Retrouvez l’article de Joséphine Staron, administratrice de Synopia, sur Atlantico.
Alors que les élections européennes se rapprochent à grands pas, les formations politiques de tous bords commencent à dévoiler leur vision sur le futur de l’intégration européenne.
Dans sa lettre aux Européens, le Président français donne le ton de la campagne électorale qui s’annonce : « c’est le moment de la renaissance européenne » dit-il. Par ces mots, Emmanuel Macron exprime l’enjeu de ces élections : sortir enfin de la panne sèche dans laquelle se trouve la construction européenne depuis bientôt 20 ans.
En effet, à l’aune du Brexit et des conséquences de la crise migratoire sur la solidarité européenne, conjugués à l’arrivée au pouvoir de partis politiques ouvertement eurosceptiques et nationalistes, ces élections apparaissent comme celles de la dernière chance pour le projet européen, son heure de vérité.

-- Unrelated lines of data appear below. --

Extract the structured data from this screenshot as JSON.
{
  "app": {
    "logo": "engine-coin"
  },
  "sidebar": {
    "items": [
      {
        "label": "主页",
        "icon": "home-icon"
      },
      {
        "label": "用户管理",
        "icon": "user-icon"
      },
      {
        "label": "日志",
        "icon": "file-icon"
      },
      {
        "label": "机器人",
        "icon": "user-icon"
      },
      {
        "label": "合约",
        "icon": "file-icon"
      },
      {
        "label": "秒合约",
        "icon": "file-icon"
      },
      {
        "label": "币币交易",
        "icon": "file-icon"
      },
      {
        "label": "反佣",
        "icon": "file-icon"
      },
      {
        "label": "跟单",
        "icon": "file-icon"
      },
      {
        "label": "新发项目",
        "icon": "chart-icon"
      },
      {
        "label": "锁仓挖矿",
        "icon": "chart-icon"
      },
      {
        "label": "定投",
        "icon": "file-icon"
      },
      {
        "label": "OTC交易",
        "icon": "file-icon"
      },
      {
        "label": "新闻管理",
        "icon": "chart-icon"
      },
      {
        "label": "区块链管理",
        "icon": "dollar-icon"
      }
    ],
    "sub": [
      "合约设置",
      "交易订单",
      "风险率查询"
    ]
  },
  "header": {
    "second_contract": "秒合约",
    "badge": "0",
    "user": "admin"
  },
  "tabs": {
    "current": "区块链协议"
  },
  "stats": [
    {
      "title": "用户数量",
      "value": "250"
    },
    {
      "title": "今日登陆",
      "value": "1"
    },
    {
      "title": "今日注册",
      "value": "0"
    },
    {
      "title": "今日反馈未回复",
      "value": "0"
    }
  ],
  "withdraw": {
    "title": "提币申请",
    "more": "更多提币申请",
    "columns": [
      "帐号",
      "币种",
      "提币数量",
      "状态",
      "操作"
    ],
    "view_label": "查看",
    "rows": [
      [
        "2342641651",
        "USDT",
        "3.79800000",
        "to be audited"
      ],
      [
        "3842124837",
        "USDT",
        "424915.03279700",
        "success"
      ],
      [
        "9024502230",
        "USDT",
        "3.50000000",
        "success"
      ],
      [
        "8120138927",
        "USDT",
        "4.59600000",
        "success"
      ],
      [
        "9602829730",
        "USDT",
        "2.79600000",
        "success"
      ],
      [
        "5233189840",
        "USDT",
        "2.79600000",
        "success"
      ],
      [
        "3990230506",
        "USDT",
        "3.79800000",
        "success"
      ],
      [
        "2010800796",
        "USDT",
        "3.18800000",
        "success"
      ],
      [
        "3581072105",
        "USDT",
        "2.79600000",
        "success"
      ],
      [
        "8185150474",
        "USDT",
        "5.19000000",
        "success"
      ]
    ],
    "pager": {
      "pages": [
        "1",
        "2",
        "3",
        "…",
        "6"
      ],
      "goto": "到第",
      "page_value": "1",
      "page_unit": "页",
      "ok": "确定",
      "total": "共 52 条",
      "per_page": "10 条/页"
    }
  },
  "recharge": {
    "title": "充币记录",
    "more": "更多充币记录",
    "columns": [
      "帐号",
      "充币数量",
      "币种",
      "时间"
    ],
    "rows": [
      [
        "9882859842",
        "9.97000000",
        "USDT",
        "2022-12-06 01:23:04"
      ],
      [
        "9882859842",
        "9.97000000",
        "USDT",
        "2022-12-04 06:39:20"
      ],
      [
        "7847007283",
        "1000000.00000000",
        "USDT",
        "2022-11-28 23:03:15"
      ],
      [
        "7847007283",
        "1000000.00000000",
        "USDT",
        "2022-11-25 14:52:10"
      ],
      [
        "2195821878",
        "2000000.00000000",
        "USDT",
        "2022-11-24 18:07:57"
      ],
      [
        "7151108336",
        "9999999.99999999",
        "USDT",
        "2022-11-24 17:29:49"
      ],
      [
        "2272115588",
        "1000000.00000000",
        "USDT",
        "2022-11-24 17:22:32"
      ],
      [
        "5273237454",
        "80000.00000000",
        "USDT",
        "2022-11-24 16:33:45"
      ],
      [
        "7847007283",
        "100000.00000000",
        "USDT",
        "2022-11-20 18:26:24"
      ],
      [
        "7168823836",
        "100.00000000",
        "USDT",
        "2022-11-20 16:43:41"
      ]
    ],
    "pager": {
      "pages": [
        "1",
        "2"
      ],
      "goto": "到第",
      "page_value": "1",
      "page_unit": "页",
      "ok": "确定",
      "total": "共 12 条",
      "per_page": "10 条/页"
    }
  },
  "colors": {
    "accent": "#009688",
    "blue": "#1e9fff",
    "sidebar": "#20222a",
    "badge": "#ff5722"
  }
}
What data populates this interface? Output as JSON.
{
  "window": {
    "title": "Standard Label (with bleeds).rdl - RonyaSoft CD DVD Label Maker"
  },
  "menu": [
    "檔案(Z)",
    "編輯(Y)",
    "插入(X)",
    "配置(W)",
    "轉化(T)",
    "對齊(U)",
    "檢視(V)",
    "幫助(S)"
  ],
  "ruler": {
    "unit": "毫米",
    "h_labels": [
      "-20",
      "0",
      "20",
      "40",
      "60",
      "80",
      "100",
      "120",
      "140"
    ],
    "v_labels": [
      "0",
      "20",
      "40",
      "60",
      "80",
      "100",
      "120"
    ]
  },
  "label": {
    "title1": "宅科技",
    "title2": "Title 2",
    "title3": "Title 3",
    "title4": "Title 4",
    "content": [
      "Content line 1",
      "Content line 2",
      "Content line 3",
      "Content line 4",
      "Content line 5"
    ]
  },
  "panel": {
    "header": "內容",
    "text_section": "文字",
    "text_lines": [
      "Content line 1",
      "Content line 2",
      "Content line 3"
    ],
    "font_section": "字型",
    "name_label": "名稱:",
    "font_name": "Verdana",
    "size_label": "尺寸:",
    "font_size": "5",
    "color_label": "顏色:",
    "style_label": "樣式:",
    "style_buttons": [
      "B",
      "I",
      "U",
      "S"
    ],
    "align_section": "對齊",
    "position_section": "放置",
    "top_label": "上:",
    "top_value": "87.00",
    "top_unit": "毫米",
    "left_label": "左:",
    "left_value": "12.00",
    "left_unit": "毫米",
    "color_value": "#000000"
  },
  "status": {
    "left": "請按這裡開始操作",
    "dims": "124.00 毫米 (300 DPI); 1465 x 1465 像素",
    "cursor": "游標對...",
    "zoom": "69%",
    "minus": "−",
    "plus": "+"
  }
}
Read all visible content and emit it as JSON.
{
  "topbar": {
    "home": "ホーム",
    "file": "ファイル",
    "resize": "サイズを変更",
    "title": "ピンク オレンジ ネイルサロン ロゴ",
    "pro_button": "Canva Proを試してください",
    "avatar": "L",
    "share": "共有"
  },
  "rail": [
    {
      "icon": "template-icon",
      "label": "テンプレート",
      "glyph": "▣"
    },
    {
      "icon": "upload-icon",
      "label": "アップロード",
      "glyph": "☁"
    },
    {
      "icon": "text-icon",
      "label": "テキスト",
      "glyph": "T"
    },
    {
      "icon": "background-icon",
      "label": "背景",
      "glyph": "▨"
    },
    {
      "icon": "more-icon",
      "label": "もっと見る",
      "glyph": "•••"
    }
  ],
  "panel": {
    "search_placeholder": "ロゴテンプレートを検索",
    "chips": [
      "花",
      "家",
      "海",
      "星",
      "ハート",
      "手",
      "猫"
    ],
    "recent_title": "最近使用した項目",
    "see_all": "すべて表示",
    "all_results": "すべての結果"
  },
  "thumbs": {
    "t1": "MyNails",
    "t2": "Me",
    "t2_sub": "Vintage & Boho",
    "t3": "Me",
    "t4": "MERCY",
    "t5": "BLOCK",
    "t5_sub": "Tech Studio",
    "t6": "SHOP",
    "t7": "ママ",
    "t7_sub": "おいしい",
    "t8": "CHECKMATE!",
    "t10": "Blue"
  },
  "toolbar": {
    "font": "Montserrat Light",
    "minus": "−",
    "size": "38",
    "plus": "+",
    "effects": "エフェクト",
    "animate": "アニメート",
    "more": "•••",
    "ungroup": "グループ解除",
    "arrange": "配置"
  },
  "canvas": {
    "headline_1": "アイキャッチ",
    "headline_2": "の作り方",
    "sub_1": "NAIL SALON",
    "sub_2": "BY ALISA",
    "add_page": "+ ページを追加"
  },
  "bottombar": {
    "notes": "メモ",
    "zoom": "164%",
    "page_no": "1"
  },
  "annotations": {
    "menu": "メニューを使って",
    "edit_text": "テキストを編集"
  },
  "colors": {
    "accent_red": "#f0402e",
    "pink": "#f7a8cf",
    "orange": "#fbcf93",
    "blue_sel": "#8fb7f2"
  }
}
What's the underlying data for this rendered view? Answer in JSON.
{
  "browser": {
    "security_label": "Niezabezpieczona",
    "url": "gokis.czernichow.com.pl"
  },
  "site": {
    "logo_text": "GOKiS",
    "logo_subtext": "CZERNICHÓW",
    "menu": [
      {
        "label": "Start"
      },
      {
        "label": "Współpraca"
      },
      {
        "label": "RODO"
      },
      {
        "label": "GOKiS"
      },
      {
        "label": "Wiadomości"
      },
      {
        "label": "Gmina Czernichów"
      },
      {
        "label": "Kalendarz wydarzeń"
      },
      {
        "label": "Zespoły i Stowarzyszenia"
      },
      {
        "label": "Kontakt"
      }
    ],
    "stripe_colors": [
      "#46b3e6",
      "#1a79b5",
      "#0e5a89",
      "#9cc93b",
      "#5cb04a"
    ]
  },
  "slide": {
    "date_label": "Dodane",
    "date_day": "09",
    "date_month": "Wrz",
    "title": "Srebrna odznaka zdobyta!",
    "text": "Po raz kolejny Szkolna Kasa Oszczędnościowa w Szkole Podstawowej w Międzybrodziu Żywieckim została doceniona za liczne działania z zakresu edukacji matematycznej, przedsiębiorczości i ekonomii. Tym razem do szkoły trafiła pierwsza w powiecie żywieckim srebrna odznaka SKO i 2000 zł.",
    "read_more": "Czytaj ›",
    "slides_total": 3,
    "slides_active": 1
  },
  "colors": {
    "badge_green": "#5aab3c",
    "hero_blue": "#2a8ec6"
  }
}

L’UE : un objet politique non identifié
Le statu quo a longtemps prévalu dans la construction européenne pour des raisons avant tout pragmatiques et réalistes. L’UE est un o.p.n.i – objet politique non identifié – sur lequel chaque pays, chaque formation politique, chaque citoyen projette une vision particulière des finalités à poursuivre et de la forme institutionnelle à privilégier.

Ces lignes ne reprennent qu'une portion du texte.